Water Precautions

In developed countries, clean drinking water is available out of the tap, and breakdowns in the system are rare. Developing countries, however, don't always have the resources needed to ensure a pure water supply; consequently, tap water is not safe to drink. Even if the local population can drink the water, travelers should not assume that they can. Local residents have built up some immunity to organisms in the water, but visitors have not. As a result, tap water can make travelers sick.

When traveling through areas with less than adequate sanitation or with water sources of unknown purity, travelers can reduce the chance of illness by observing the following precautions.

Use sealed bottled water or chemically treated, filtered, or boiled water for drinking and for brushing teeth. Drink beverages made only with boiled water whenever possible (such as hot tea and coffee). Water boiled for any length of time at sea level (even 1 minute) is safe to drink.

Drink canned, boxed, or commercially bottled carbonated water and drinks. International brands are safest. Beware of unsealed containers that may have been refilled. Beer and wine are safe to drink; however, alcohol added to other beverages does not render the beverages safe.

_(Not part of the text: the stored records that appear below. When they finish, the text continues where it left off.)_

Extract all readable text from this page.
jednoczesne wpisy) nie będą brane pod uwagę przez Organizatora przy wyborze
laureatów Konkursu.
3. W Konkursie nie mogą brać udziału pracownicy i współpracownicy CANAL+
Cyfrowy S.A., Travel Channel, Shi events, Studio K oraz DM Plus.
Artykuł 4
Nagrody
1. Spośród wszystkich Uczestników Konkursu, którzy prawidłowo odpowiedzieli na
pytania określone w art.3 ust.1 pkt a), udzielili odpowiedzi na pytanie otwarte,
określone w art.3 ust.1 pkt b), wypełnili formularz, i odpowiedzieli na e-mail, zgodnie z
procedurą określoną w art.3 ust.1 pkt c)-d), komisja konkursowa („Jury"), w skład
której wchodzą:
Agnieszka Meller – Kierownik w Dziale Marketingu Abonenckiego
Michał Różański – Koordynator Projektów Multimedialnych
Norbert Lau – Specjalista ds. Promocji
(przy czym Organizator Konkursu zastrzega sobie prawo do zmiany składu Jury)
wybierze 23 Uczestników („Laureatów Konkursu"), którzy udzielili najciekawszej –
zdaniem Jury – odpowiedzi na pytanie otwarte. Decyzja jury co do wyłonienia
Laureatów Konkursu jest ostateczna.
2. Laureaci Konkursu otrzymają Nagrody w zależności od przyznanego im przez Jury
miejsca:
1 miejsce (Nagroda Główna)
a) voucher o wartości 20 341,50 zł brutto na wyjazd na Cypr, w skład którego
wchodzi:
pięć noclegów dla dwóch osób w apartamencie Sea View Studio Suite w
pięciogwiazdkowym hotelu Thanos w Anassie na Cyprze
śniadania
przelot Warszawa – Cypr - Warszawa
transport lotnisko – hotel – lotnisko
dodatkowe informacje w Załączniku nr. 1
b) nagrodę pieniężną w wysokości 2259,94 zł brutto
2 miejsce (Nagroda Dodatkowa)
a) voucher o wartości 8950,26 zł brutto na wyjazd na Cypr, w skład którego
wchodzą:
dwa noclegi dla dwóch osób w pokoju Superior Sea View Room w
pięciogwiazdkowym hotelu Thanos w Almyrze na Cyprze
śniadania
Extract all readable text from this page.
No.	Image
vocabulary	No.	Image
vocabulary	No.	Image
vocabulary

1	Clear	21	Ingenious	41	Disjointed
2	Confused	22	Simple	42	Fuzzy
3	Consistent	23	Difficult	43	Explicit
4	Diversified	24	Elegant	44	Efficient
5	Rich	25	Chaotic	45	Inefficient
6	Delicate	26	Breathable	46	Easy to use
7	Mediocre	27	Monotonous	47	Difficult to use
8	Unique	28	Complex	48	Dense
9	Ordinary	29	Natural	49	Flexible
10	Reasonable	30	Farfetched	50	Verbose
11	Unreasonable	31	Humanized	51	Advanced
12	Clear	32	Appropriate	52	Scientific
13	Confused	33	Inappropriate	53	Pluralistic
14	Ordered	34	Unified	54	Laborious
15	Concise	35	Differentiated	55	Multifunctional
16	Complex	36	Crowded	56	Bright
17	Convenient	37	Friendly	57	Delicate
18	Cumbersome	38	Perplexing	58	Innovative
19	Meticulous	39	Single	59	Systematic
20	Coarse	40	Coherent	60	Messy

Purify water (see Treating Water) if one of these options is not available. Decide which method to use for water purification and bring along the appropriate equipment. Carry safe water if going out for the day in an area where availability of safe water is not assured. Don't assume that water is safe because it is chlorinated. Chlorination does not destroy all the organisms that can cause illness.

Continue to breastfeed infants who are nursing because it is the safest food source for these infants. If formula is used, prepare with boiled water and sterilized containers.

Avoid tap water or anything mixed with tap water and don't rinse toothbrushes in tap water. Don't drink fruit juice unless it comes directly from a sealed container; otherwise, it may have been diluted with tap water. Don't drink from wet cans or bottles; the water on them may be contaminated. Dry wet cans/bottles before opening and clean all surfaces that will have contact with the mouth. Don't use ice unless it is made from boiled, bottled, or purified water. Freezing does not kill the organisms that cause diarrhea.

Treating Water


High temperatures kill most germs quickly. Boiling is always a reliable method for killing all of the common intestinal pathogens in water. Urban travelers may choose an immersion coil for boiling water (a plug adapter and current converter might be necessary). Boiling for 1 minute is usually sufficient. Because the boiling point decreases at higher altitudes, water should be boiled for 3 minutes at 2,000 m (6,600 ft).

Chemical Disinfection

If boiling water is not possible, chemical disinfection is an alternative. Most (but not all) diarrhea pathogens are susceptible to being killed by iodine, which can be used to disinfect water, leafy vegetables, and fruits. Add 5 drops of 2% iodine to 1 liter of water and let stand for 30 minutes.

Travelers who have thyroid problems or iodine allergies or who are pregnant should not use iodine for water purification. The use of iodine should be limited to a few weeks to avoid its effect on the thyroid from long-term use.

For those travelers who wish to avoid the taste and smell of iodine in their disinfected water, vitamin C (ascorbic acid) can be added to the water after the iodine has been in contact with the water for 30 minutes or more. Add about 50 mg of vitamin C to a liter of water and shake briefly to eliminate the iodine taste and odor.

Tetraglycine hydroperiodide tablets (e.g., Globaline, Potable-Aqua, Coghlan's) are available from pharmacies and sporting goods stores. The manufacturer's instructions should be followed.

Chlorine also can be used for water purification, but its germicidal activity varies greatly with temperature and other factors and therefore is less reliable than iodine.

Portable Filters

It cannot be assumed that portable filters will make drinking water safe; most authorities make no recommendation regarding their use because of insufficient independent verification of efficacy.

However, in areas where boiling all drinking water is not practical, a good quality filter with a pore size of 0.1 to 0.4 microns will effectively remove cysts and bacteria but not viruses. The filtered water should then be treated chemically as well.

Ultraviolet (UV) Light

UV light can kill bacteria, viruses, and protozoan oocysts in water. Battery-operated, portable units that deliver UV doses have become available and may be useful for disinfecting small quantities of clear (not cloudy or turbid) water.